Darren: “That was mad, the atmosphere was ridiculous. Nuts. The biggest thing I remember was looking up into the crowd and seeing my mum and dad. My mum was going mad and pointing down. I was wondering, ‘what’s going on?’, but Rod Stewart was sat in front of her! She was buzzing! I always remember that, it took away all that tension. I just remember thinking, ‘calm down mum’.”

Colin: “I’d done it at club level, play-offs, and that meant I had some sort of experience of the moment. I didn’t have any sense of the history of it all, at that time. The way the game played out has certainly added to that legendary status and the fixture being so iconic.”

60 seconds

Everything hinged on 60 seconds - David Seaman’s penalty save to Gazza memorably making it 2-0. How often had Darren and Colin thought about those 60 seconds since, and that sense of 'what if'..?

Darren: “A lot! Especially at the moment, when I’m doing a few interviews and that game always gets brought up, everyone brings up Gazza’s goal. It was a goal made in Tottenham, Teddy to me, to Gazza. I love that, love being part of such an iconic goal. For me, not only would it have gone 1-1, but it was deja-vu in terms of what had happened the week before against Switzerland, when we’d gone a goal ahead, got edgy, Scotland this time got a little control, a few misplaced passes and you are trying to hang on. David Seaman then makes the penalty save and the goal… it’s one of the best goals I’ve ever been on a pitch to witness with the magnitude of the whole situation, the celebrations, the stadium erupting. To answer the question, yes, quite a lot! That minute sums it all up. It could have been a disaster but turned into the success that everyone stills talks about now.”

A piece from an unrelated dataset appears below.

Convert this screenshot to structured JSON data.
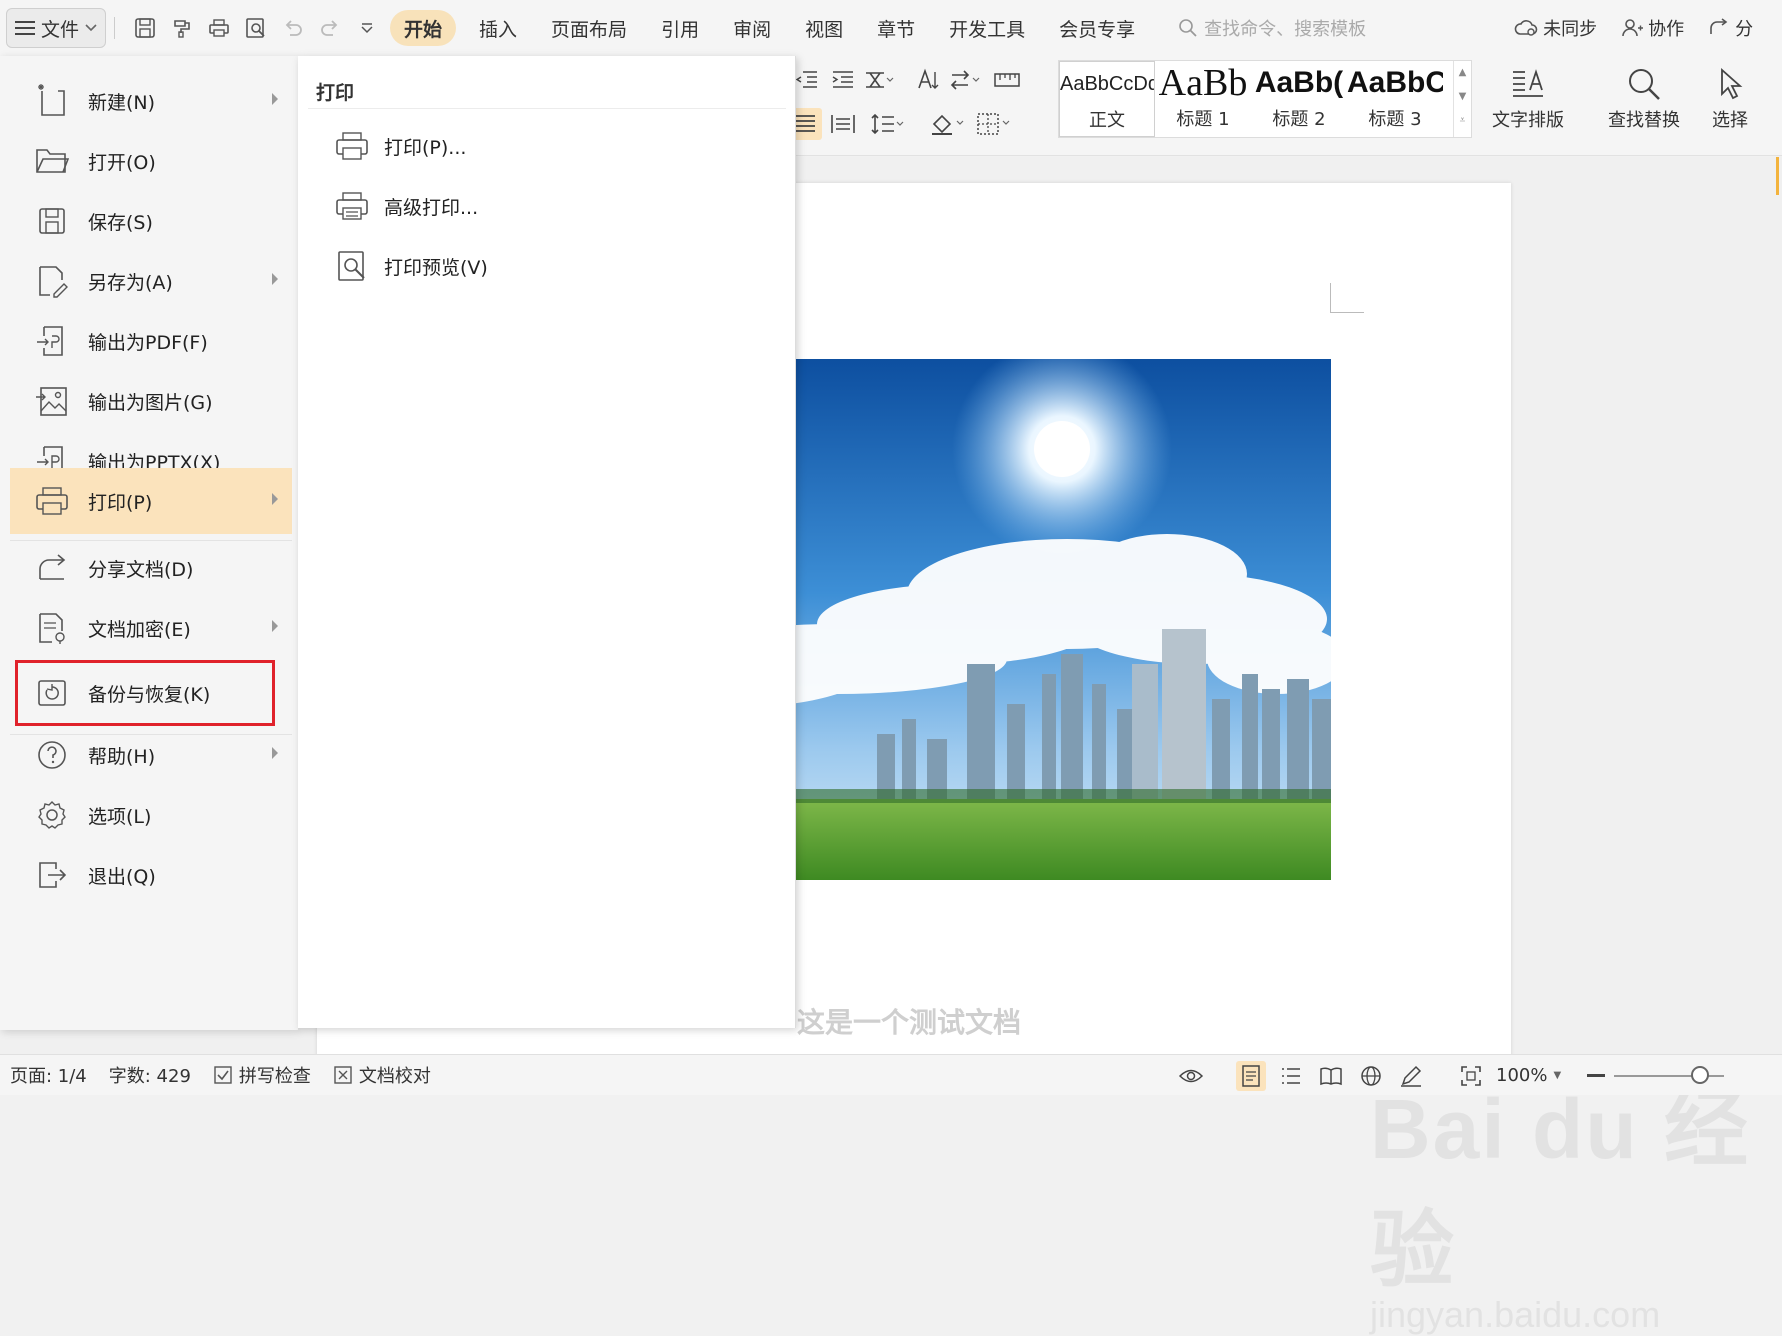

Colin: “Not too often, I must admit! England had a really good 20 minutes at the start of the second half. Before that, it was even-stevens. The period after those 20 minutes, when we had a couple of half-chances, culminated in the penalty kick. We were chasing the game and it looked like it could be the same as Switzerland for England, we score that penalty, and it plays out a draw. On reflection, had that gone in, I don’t think England would have scored again and we’d have taken a point.”

25 years on

And how about 25 years on? What are their memories now?

Darren: “25 years - that’s annoying, isn’t it? 25 years, scary. Yet when you talk about it, it feels like it’s only last year. It’s mad. It’s a long time, but you watch it, watch Gazza’s goal back and it seems like yesterday. I’ve enjoyed talking about it all, some of the favourite memories of my career.”

Colin: “A lot of people watched the game when it was replayed on TV last year and spoke about how well Scotland played. People didn’t remember that. It’s all about the Gazza goal, really. My abiding memory 25 years on is sitting in the drugs testing room with Alan Shearer, both of us trying to produce a sample! He didn’t speak to me, I didn’t speak to him! That’s one of my biggest memories!”

Darren is now based in the USA while Colin was appointed assistant manager of Northampton Town this week...

*Did you get the nine current and former Spurs players on duty at Wembley that day? They were - Darren Anderton, Sol Campbell, Les Ferdinand, Paul Gascoigne, Jamie Redknapp, Teddy Sheringham, Ian Walker, Colin Calderwood and Gordon Durie.